Página inicio

-

Agenda

19 noviembre 2024

Ignacio Domínguez. El Salmo 2. Ed. Palabra, Madrid, 1977

«Postula a me et dabo tibia. La oración de los hijos de Dios

El grito de la fe

Los que se enfurecieron y meditaron planes va­nos (Sal 2, 1) no hablaban con Dios. No había diálogo, no había oración. Era puro horizontalismo... Se ha­blaban entre ellos mismos, transmitiéndose unos a otros ciertas consignas malditas con ánimo de desbancar a Dios: hombres sin fe, que no hacen oración. Y es que la oración es «el grito inmenso de la fe» (San Ambrosio). Por eso, en esta meditación, desde el comienzo mismo vamos a esforzarnos por avivar nuestra fe: para que nos brote del alma ese gri­to inmenso que llega hasta el corazón de Dios.

Un grito, como el del pobre leproso del Evan­gelio, que saliendo al encuentro de Jesucris­to, le dijo: Domine, si vis, potes me mundare Señor, si quieres puedes limpiarme. Se le conmovieron a Cristo las entrañas: Quiero, queda limpio (Mt 8, 2-3).

Un grito como el de la mujer cananea, con insistencia, sin ceder al cansancio: Mi hija está enferma, atormentada por un demonio. Los Apóstoles contenían la respiración, pro­fundamente interesados por la súplica de es­ta mujer. Cristo se esponja en su alma al hacer el milagro: Mujer, ¡qué grande es tu fe! Hágase como tú deseas (Mt 15, 21).

Un grito como el del buen ladrón en la cruz: Acuérdate de mí, cuando estés en tu reino.

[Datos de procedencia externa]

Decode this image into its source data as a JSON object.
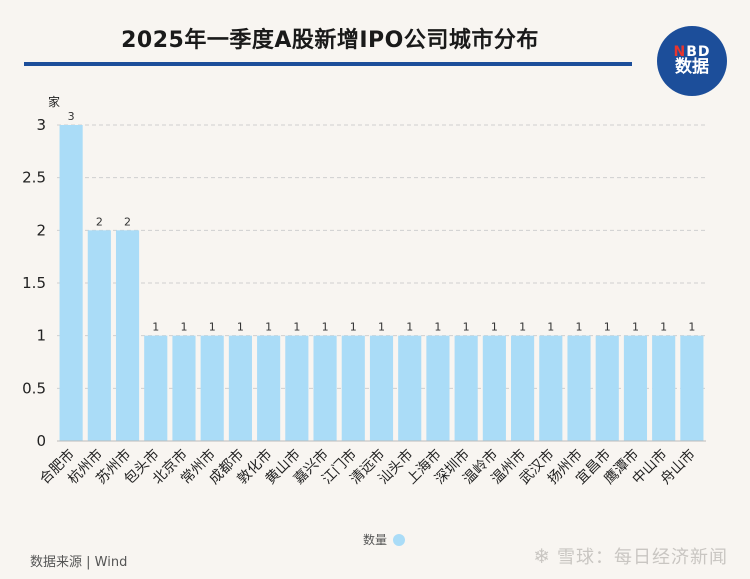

Cristo muere perdonando, salvando: Hoy es­tarás conmigo en el paraíso (Lc 23, 42-43).

La oración es el grito de la fe.

Pero hay también gritos sin palabras: gritos de sola el alma,

como el de Zaqueo subido a un árbol para ver a Jesús,

como el de los cuatro hombres que, remo­viendo las tejas de aquella casa en Cafarnaún, descolgaron a su amigo paralítico has­ta depositarlo a los pies del Maestro. Ni una palabra. Pero Jesús, videns fidem illorum, viendo claramente la fe de ellos, oyendo el grito inmenso de la fe que aquellos hombres tenían... Hijo, tus pecados quedan perdona­dos... toma tu camilla y vete a casa... (Mc 2, 1).

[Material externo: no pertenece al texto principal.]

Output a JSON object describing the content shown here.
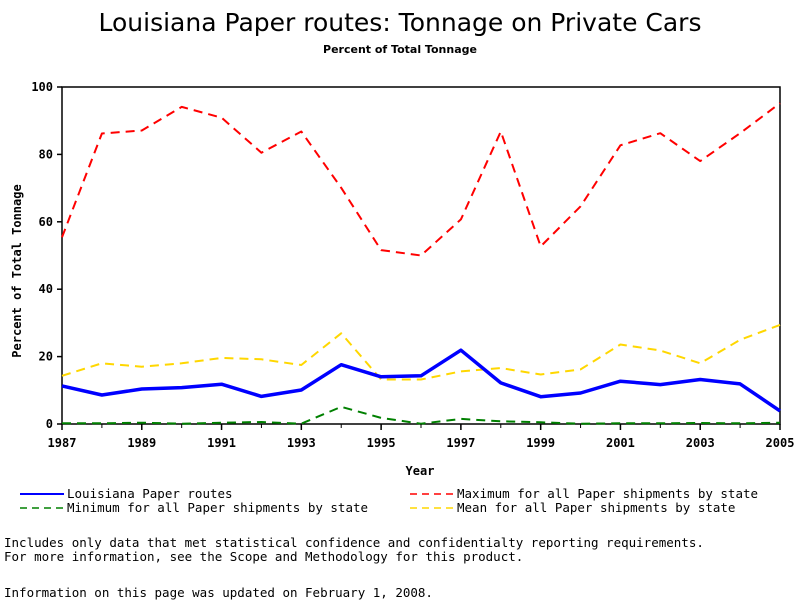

Gritos de fe, sin ruido de palabras, los que aho­ra resuenan en vuestro corazón mientras me oís deciros estas cosas. ¡Cuántos milagros de Dios en el alma... sin que a veces nos demos cuenta!

La oración de petición.

Pídeme y te daré: son dos elementos fundamen­tales.

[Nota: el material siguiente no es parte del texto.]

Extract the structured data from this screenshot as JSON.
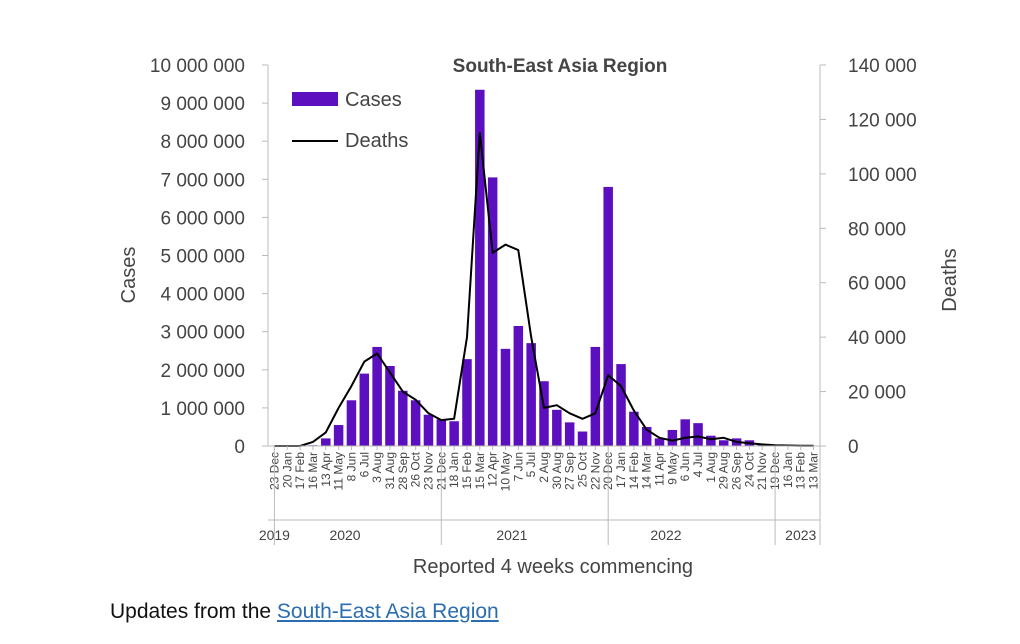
{
  "chart_data": {
    "type": "bar+line",
    "title": "South-East Asia Region",
    "xlabel": "Reported 4 weeks commencing",
    "ylabel_left": "Cases",
    "ylabel_right": "Deaths",
    "ylim_left": [
      0,
      10000000
    ],
    "ylim_right": [
      0,
      140000
    ],
    "yticks_left": [
      "0",
      "1 000 000",
      "2 000 000",
      "3 000 000",
      "4 000 000",
      "5 000 000",
      "6 000 000",
      "7 000 000",
      "8 000 000",
      "9 000 000",
      "10 000 000"
    ],
    "yticks_right": [
      "0",
      "20 000",
      "40 000",
      "60 000",
      "80 000",
      "100 000",
      "120 000",
      "140 000"
    ],
    "legend": {
      "position": "top-left",
      "items": [
        "Cases",
        "Deaths"
      ]
    },
    "categories": [
      "23 Dec",
      "20 Jan",
      "17 Feb",
      "16 Mar",
      "13 Apr",
      "11 May",
      "8 Jun",
      "6 Jul",
      "3 Aug",
      "31 Aug",
      "28 Sep",
      "26 Oct",
      "23 Nov",
      "21 Dec",
      "18 Jan",
      "15 Feb",
      "15 Mar",
      "12 Apr",
      "10 May",
      "7 Jun",
      "5 Jul",
      "2 Aug",
      "30 Aug",
      "27 Sep",
      "25 Oct",
      "22 Nov",
      "20 Dec",
      "17 Jan",
      "14 Feb",
      "14 Mar",
      "11 Apr",
      "9 May",
      "6 Jun",
      "4 Jul",
      "1 Aug",
      "29 Aug",
      "26 Sep",
      "24 Oct",
      "21 Nov",
      "19 Dec",
      "16 Jan",
      "13 Feb",
      "13 Mar"
    ],
    "year_labels": [
      {
        "label": "2019",
        "index": 0
      },
      {
        "label": "2020",
        "index": 5.5
      },
      {
        "label": "2021",
        "index": 18.5
      },
      {
        "label": "2022",
        "index": 30.5
      },
      {
        "label": "2023",
        "index": 41
      }
    ],
    "year_separators": [
      0.5,
      13.5,
      26.5,
      39.5
    ],
    "series": [
      {
        "name": "Cases",
        "kind": "bar",
        "axis": "left",
        "color": "#5b0fbe",
        "values": [
          0,
          0,
          0,
          20000,
          200000,
          550000,
          1200000,
          1900000,
          2600000,
          2100000,
          1450000,
          1200000,
          820000,
          700000,
          650000,
          2280000,
          9350000,
          7050000,
          2550000,
          3150000,
          2700000,
          1700000,
          950000,
          620000,
          380000,
          2600000,
          6800000,
          2150000,
          900000,
          500000,
          200000,
          420000,
          700000,
          600000,
          270000,
          150000,
          200000,
          150000,
          50000,
          20000,
          20000,
          10000,
          10000
        ]
      },
      {
        "name": "Deaths",
        "kind": "line",
        "axis": "right",
        "color": "#000000",
        "values": [
          0,
          0,
          0,
          1500,
          5000,
          14000,
          22000,
          31000,
          34000,
          27000,
          20000,
          17000,
          12000,
          9500,
          10000,
          40000,
          115000,
          71000,
          74000,
          72000,
          40000,
          14000,
          15000,
          12000,
          10000,
          12000,
          26000,
          22000,
          13000,
          6000,
          3000,
          2000,
          3000,
          3500,
          2500,
          3000,
          1500,
          1000,
          600,
          300,
          200,
          100,
          100
        ]
      }
    ]
  },
  "footer": {
    "prefix": "Updates from the ",
    "link_text": "South-East Asia Region"
  }
}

Dios nos manda orar: no podemos sino obede­cer. La oración es obediencia de fe; Dios, además, nos da la seguridad de ser atendidos. No podemos dar entrada a la pusilanimidad.

Noli pusillanime esse: No seas pusilánime: pos­tula a me et dabo tibi: Pídeme y te daré. La pusilanimidad encoge el alma y hace que el hombre se quede a mitad de camino:

no recibe porque no pide;

no multiplica los dones de Dios porque entierra los talentos;

no crece en santidad porque ahoga la gracia de Dios que lo llama —duc in altum— a subir más arriba.

Tan grande es la voluntad de Dios de que sea­mos santos que la pusilanimidad, el encogimiento, el pensar que no podemos avanzar más, es, a jui­cio de santo Tomás, pecado más grande que la presunción: la cual es pésima —dice— por su causa, que es la soberbia (Santo Tomás de Aquino, Suma Teológica). Y es que también la pusilanimidad es soberbia, aunque vuelta del re­vés.